魔女の一族




「じゃあずっと旅をしているの?」


 ミィさんが僕に聞く。


 お母さんが帰ってきてくれたおかげでお婆さんの質問攻めからは解放されたけど、流れで昼食を頂くことになってしまった。


 僕は何をやっているんだろう?


「これミィ、飯の支度をなさい! いつもはこの子が作るんですよ、とてもおいしい料理が」


「嘘つかないでお祖母ちゃん、私料理なんてできない。それにお母さんに見張りを頼まれたの。お祖母ちゃんがロイ君を困らせないようにって」


「ぐぬぬ」


「僕は……魔物の討伐を……」


「へぇ! そんなすごいことやってるんだ。うちの魔物も退治してくれないかな」


「なんじゃとぉ、ミィ! 尻を出せい、真っ赤になるまでひっぱたいてやる」


「もう、冗談よ」


 クスクス笑うミィさん。


 穏やかな雰囲気。美味しそうな匂いも漂ってくる。


 勇気を出して切り出さなければ……任務中だと。


「あの、あの僕は……」


「はい、お待ちどうさま。とれたて野菜の田舎魔女パスタです」


 ニッコリ笑顔のお母さん。


「ありがとうございます。すごく美味しそうです」


「フフフ、ありがと。それからこれ、お探しの地図です。ご飯食べ終わったら見てね」


「え!」


 地図あったんだ。


「こりゃ、せっかくワシが時間を稼いだのに」


「えぇ!」


「……はて? 地図をお探しでしたかな? どうにもおいぼれは物忘れが激しくて」


「いつもこうなのよ」


 ミィさんがこっそり教えてくれた。

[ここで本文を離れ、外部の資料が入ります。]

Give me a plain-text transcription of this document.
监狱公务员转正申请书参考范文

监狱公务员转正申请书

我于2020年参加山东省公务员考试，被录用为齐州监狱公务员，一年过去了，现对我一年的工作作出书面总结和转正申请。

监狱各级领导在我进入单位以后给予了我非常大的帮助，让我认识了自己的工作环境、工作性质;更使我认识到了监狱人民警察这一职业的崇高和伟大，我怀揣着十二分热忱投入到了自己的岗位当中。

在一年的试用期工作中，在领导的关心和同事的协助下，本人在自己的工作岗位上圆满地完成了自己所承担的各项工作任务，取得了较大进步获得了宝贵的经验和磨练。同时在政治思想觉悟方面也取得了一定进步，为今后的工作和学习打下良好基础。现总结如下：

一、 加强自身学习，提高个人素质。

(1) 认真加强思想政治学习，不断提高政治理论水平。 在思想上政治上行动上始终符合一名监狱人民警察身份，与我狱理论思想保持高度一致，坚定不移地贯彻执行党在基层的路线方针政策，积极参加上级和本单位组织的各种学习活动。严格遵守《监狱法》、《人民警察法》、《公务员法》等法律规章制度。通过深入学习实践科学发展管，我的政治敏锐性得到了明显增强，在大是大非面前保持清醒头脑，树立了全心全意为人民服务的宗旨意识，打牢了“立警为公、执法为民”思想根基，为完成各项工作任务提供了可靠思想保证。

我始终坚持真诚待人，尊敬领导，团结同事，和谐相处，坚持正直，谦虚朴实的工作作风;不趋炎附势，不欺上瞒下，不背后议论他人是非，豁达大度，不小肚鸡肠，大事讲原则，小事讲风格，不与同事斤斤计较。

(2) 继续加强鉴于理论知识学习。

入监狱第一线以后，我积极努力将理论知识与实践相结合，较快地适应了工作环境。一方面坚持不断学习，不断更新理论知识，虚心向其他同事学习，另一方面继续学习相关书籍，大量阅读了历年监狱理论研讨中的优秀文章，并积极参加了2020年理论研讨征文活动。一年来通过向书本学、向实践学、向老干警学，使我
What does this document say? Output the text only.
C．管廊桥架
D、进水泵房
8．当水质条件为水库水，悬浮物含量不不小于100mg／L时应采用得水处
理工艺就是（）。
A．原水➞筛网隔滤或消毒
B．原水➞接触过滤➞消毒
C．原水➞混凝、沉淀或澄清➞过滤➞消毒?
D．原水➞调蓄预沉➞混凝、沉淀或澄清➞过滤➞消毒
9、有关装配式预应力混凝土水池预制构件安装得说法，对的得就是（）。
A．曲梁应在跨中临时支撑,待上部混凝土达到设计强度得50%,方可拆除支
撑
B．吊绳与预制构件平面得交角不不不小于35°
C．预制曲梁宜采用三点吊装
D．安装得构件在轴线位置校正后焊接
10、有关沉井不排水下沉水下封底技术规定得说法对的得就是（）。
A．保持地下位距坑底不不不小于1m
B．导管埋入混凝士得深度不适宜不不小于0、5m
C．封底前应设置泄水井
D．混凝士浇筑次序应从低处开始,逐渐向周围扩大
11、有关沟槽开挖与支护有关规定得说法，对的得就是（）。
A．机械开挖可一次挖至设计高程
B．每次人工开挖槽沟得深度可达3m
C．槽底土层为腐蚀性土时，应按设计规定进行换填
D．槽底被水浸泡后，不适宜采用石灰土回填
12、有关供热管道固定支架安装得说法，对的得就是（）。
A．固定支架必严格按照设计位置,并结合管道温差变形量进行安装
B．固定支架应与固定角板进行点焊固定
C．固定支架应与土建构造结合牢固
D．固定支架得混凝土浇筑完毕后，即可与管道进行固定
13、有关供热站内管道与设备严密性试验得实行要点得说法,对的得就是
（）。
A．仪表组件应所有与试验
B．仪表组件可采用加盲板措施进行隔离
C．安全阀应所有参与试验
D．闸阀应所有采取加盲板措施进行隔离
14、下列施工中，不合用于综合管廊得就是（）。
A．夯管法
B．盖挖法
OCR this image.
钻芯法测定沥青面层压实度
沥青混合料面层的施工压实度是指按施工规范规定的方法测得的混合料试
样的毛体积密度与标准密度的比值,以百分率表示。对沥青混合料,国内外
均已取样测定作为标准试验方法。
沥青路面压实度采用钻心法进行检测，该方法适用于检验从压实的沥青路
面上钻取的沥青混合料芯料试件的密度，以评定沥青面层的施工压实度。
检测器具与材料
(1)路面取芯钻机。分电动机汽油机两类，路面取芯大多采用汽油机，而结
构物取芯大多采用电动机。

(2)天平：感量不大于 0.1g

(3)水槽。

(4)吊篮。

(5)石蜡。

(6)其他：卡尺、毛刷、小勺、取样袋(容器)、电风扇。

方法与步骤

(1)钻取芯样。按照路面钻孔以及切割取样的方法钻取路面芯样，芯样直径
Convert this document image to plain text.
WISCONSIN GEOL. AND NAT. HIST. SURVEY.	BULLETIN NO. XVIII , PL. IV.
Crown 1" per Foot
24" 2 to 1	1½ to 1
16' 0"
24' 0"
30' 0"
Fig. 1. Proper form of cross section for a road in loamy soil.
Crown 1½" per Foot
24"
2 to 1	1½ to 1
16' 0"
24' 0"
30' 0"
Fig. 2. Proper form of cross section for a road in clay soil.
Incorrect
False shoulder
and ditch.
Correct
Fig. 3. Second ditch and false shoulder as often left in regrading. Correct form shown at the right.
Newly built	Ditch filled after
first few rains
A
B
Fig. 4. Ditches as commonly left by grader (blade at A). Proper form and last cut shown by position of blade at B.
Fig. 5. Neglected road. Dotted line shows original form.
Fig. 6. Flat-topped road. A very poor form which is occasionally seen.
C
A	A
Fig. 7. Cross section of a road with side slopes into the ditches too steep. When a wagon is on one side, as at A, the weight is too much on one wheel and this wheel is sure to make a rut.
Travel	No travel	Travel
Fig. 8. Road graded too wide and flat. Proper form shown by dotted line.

お婆さんは素知らぬ顔でパスタを啜っている。


「困った人なんだから」




 一方そのころ。


 怪しい男に逃げられたシャムーンはネックレスにはめ込まれた連絡水晶を使って女神アーネに報告をしようとしていた。


「はい、こちらアーネです」


「アーネ様、六番隊のシャムーンです」


「ご苦労様です、シャムーンさん。先ほどクラック隊長から連絡をもらいましたよ。単独任務中なのですよね?」


「はい、それが先ほど怪しげな男に出会いました。くしくも取り逃がしてしまいましたが、どうにもこの一件裏がありそうです」


「…………シャムーンさん、今本当にお一人ですか?」

 

「な! まさか先ほどの男が!?」


「い、いえ。違うんです! なんだか、私の知り合いが近くにいるような気配が……ポートを開いていただけますか?」


「もちろんです!」


 シャムーンはレイピアの先で地面に魔法陣を描く。

 トンと足踏みをすると、線が光だして眩い輝きとともにアーネが現れた。


「アーネ様! このような汚い姿での出迎え申し訳ありません」


 シャムーンは片膝を着いて出迎えた。


 しかしアーネはそれどころではないといった顔で辺りをきょろきょろと見渡していた。


「いかがなさいましたか?」


「あ、いえ。特には……私少しこの辺を見て回ります」


「そうですか。村はあちらになります。私は魔力の痕跡を辿りこのまま進みます」


「頑張ってくださいねシャムーンさん。でも決して無理はなさらないでくださいね。怪我をしては元も子のありませんから」


「ご安心ください、私は風使いのシャムーン。騎士の誇りに賭けて任務を全ういたします」


「はい、期待していますよ」


「失礼いたします」


 深くお辞儀をして歩みだすシャムーン。彼は密かに拳を握りしめニヤニヤと笑みを堪える。


「アーネ様、いつ見てもお美しい……」


 見送ったアーネはやはりそれどころではないといった面持ちでソワソワしている。